Those which made me realize the passing of time the most...how our later years are not far removed from our beginning...the baby announcements. A handful of the sweetest, vintage, baby announcement cards (I forgot how small the envelopes used to be that the U.S. Postal Service would allow). Cards received dated 1947, 1948, 1949...the years our first Post WWII Baby boomers were born. Young couples throughout the United States having survived the war and were starting their families. Precious statistics; boy or girl, length, weight, etc. all written out on the smallest of cards with artwork of babies on the front...1940s babies.

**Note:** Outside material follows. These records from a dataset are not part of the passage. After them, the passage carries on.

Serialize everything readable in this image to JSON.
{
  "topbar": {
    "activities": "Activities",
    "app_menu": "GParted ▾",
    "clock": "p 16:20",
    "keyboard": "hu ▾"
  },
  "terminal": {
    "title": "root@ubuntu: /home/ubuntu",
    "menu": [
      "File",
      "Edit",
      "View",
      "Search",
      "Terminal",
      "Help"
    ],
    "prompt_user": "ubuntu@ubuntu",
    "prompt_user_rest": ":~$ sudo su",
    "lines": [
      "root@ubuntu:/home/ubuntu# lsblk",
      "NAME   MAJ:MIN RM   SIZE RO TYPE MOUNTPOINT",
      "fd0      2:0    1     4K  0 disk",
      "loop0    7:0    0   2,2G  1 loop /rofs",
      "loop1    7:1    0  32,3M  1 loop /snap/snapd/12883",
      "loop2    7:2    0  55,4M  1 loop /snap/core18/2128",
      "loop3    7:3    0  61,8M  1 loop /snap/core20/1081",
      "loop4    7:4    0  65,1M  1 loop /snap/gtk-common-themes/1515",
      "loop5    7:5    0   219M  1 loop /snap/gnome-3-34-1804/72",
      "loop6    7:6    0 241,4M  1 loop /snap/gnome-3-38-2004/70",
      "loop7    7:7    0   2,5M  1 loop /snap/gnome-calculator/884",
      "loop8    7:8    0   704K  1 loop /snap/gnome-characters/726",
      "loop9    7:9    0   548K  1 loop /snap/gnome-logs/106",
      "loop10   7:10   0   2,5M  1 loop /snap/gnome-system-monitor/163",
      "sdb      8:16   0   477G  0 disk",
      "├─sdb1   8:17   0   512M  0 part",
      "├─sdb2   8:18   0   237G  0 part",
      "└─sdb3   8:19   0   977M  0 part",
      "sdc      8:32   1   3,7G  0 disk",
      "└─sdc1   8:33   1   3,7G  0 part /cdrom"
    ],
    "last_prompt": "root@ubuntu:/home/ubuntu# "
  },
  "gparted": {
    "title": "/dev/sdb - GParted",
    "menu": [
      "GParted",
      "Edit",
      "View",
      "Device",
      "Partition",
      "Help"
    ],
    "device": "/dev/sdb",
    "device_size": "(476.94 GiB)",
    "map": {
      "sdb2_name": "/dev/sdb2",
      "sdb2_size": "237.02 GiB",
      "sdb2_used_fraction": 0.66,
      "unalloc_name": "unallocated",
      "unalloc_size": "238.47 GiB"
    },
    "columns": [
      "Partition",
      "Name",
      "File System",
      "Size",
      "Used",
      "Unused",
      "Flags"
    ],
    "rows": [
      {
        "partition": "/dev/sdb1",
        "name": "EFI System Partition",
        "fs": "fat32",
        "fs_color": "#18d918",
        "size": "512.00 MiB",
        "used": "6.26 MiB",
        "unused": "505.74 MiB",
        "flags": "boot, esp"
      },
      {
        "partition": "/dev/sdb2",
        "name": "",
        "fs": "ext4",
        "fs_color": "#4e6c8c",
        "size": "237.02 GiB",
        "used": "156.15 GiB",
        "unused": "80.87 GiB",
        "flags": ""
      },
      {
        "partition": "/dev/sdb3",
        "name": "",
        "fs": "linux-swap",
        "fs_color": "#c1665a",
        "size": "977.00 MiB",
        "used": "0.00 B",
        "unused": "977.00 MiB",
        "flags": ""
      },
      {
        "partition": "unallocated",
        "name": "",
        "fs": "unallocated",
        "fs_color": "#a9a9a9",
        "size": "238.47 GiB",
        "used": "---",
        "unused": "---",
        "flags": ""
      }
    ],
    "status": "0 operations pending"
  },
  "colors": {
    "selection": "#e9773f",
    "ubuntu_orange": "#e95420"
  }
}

It made me think of the events of both these women's lives, the changes they saw in society, technology, dress, manners, music, houses, the day-to-day way women lived their lives. Both women were born when the Century was new, both passed away at age eighty-five (within a year of each other) as the Century was nearing its close.
My mother once told me, when she turned sixty, she looked in the mirror and wondered who that old woman was. Inside she felt no different than she did as a young teenage wife and mother. Having reached my fifties, I can relate. Where did those years go? How could I possibly be married over thirty years? Why, it was just yesterday I didn't trust anyone over thirty!
Sigh...I know where they went. They were lived day...by day...by day...twenty-four hours at a time. Each of us lives our life one day at a time. That is good, His mercies are new every morning. I was just reminding my son this week when he was panicking about a situation he would not meet for a year. As I reminded him, God gives us the grace for one day at a time. We must make our plans, have our goals, think ahead...then put it all in His hands. We need not panic. We do each day what He shows us to do and then...trust Him.
Children grow up one day at a time. They learn about Jesus one Bible story at a time. They learn about love one hug and one kiss at a time. They learn about forgiveness, grace, mercy, one disappointment at a time. Children remember a childhood of Christmas days and Easter days and Valentine's Day and Birthdays; visits to parks and zoos; chats with mom and dad; serious talks and giggles; favorite shows and movies watched together; books read and songs remembered...memories that someday will be grouped together under the memory called "Childhood"...all lived one day at a time. That's what going through Estella's special box of memories reminded me. Memories from the 1940s through the 1990s...all lived one day at a time in a life that covered eighty-five years.